If you shop online, then you probably do a bit of research on different websites. This means that you might read testimonials or comments from other users on websites or Facebook pages that belong to the shopping site.
But the court of public opinion online can be notoriously unreliable when it comes to both good and bad reviews, and there are a couple of examples of this happening at the moment.
As most savvy online shoppers know, it’s important to research a website before taking the plunge and buying something as many forums contain feedback from other buyers and can alert you to potential problems such as delivery, warranty, refunds and so on.
But what if the comments are fake?
If a business uses public testimonials or other comments on its Facebook page, website, YouTube videos or via Twitter pages it is responsible if they are false, misleading or deceptive. It may not be responsible for the initial publication of the fake comments, but they must be removed according to the Australian Competition and Consumer Commission (ACCC). The regulator took action against a company and its been fined for the practice and ordered to publish corrective advertising.
While this case relates to positive reviews, bad reviews can also cause headaches.
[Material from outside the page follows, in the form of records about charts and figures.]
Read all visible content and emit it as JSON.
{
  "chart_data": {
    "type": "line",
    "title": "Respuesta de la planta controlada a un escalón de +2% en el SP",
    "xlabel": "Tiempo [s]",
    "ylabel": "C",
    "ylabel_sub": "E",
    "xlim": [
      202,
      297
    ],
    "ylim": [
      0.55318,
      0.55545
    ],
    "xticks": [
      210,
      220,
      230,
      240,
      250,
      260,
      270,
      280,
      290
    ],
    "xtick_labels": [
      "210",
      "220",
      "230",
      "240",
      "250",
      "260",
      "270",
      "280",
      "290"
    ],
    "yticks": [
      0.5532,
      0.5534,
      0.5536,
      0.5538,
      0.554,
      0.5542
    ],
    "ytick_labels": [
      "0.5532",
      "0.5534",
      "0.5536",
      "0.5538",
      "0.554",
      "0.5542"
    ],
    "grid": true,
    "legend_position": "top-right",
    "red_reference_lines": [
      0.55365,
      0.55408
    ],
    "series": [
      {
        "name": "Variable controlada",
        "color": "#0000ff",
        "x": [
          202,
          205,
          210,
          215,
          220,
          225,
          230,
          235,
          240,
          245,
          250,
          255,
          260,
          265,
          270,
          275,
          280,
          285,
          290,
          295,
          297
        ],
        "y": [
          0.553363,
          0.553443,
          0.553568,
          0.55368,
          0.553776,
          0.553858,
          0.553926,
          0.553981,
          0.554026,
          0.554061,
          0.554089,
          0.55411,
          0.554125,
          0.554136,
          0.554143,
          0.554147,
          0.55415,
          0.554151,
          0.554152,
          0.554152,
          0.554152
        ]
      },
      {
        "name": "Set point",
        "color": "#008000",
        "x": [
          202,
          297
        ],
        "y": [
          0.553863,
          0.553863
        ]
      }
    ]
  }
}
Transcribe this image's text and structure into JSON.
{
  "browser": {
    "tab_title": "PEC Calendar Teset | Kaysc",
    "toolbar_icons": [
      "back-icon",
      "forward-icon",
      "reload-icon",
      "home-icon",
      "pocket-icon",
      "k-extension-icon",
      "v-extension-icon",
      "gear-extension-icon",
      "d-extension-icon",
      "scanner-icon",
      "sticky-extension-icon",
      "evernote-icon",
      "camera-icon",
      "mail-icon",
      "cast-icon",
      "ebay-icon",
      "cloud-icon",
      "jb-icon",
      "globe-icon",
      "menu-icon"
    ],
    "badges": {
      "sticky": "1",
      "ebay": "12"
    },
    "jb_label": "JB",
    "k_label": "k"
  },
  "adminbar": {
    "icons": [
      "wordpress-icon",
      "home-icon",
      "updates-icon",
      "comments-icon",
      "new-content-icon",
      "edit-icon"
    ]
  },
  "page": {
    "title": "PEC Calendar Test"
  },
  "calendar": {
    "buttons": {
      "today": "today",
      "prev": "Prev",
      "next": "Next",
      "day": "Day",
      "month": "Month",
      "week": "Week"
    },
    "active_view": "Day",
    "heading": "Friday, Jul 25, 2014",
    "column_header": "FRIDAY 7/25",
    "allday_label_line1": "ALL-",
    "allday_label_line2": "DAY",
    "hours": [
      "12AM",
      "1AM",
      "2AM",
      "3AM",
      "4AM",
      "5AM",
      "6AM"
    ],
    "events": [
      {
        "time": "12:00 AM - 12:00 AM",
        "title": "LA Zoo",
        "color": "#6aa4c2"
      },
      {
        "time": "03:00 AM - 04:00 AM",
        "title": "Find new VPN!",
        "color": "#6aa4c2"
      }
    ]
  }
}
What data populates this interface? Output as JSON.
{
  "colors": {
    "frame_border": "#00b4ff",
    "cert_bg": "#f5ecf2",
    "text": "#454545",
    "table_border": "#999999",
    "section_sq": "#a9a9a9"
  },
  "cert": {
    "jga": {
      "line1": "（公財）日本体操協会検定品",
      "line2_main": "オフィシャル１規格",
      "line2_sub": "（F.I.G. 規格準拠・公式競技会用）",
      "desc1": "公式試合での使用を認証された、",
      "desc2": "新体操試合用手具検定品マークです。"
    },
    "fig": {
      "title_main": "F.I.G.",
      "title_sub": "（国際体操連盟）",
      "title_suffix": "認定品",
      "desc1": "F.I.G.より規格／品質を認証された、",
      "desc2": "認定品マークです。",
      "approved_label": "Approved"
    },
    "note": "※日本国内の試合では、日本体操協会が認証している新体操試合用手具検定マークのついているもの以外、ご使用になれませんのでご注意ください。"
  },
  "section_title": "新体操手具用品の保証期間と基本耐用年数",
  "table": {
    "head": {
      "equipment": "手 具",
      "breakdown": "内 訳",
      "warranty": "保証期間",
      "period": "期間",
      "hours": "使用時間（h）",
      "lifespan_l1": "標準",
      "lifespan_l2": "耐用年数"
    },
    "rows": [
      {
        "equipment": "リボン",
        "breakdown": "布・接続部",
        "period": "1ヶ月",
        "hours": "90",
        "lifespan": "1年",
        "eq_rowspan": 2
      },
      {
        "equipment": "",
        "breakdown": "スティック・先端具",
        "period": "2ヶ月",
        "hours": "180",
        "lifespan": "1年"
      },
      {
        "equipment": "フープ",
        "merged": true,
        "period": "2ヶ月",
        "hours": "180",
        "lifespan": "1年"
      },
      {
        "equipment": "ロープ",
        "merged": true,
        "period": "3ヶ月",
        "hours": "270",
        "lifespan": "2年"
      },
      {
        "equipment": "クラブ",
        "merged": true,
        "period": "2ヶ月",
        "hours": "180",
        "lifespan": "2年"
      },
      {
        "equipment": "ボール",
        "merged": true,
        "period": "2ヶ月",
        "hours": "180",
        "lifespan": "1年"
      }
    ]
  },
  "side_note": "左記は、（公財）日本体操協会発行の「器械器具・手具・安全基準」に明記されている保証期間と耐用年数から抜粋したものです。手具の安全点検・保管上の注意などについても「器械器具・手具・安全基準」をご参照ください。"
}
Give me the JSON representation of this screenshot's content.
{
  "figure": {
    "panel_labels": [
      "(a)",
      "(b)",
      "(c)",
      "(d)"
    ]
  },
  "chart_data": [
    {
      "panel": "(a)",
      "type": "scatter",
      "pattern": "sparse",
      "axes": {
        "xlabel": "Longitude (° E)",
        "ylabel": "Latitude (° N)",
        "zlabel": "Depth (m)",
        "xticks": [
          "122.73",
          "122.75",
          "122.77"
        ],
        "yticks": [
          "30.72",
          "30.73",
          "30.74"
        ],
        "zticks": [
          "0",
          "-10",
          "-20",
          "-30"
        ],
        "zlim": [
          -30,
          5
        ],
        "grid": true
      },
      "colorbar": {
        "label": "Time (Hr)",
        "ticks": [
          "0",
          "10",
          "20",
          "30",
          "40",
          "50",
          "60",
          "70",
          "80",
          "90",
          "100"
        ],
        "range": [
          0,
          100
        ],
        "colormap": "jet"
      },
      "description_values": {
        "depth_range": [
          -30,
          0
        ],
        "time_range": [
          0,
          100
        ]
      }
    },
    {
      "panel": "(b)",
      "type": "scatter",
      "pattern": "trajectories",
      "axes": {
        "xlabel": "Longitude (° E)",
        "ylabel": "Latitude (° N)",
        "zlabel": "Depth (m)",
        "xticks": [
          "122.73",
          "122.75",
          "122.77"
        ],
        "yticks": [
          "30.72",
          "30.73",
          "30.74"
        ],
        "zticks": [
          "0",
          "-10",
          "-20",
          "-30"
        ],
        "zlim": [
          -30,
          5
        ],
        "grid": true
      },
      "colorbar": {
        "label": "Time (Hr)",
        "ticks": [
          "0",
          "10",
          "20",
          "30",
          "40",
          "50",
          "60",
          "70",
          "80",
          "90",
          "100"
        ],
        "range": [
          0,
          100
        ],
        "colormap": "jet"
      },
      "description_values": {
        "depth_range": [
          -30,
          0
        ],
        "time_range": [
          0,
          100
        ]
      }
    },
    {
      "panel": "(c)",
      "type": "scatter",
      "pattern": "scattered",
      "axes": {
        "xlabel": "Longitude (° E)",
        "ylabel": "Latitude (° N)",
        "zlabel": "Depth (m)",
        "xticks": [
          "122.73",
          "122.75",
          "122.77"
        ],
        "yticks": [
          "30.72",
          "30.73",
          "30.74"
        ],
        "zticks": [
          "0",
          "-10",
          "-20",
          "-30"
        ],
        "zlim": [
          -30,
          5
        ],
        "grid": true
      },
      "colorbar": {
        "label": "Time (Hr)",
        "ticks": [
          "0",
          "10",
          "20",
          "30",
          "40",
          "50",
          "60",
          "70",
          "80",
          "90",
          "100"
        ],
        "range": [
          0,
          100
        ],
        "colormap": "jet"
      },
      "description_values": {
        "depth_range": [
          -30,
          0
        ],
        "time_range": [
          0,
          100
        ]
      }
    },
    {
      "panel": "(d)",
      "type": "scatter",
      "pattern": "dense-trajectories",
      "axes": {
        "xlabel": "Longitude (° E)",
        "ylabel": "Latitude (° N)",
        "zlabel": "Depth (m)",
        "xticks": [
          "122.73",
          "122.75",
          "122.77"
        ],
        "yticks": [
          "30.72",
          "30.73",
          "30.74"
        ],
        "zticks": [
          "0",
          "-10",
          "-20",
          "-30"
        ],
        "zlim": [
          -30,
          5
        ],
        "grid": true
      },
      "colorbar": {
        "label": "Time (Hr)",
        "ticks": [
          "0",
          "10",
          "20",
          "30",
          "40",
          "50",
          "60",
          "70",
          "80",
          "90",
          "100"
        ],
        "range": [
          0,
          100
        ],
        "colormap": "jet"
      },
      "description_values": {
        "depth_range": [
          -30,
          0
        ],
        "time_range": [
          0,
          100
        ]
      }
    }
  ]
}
In the US, travel site TripAdvisor is threatened with being sued because of bad reviews and has had to defend accusations that its reviews and opinions are not written by real travellers. Hotels, restaurants and other travel providers are unhappy that their businesses can be tarnished by bad reviews and want to take action against what they see as unfair, unbalanced, inaccurate or even defamatory reviews.
How much are you influenced by the positive comments and feedback on web sites?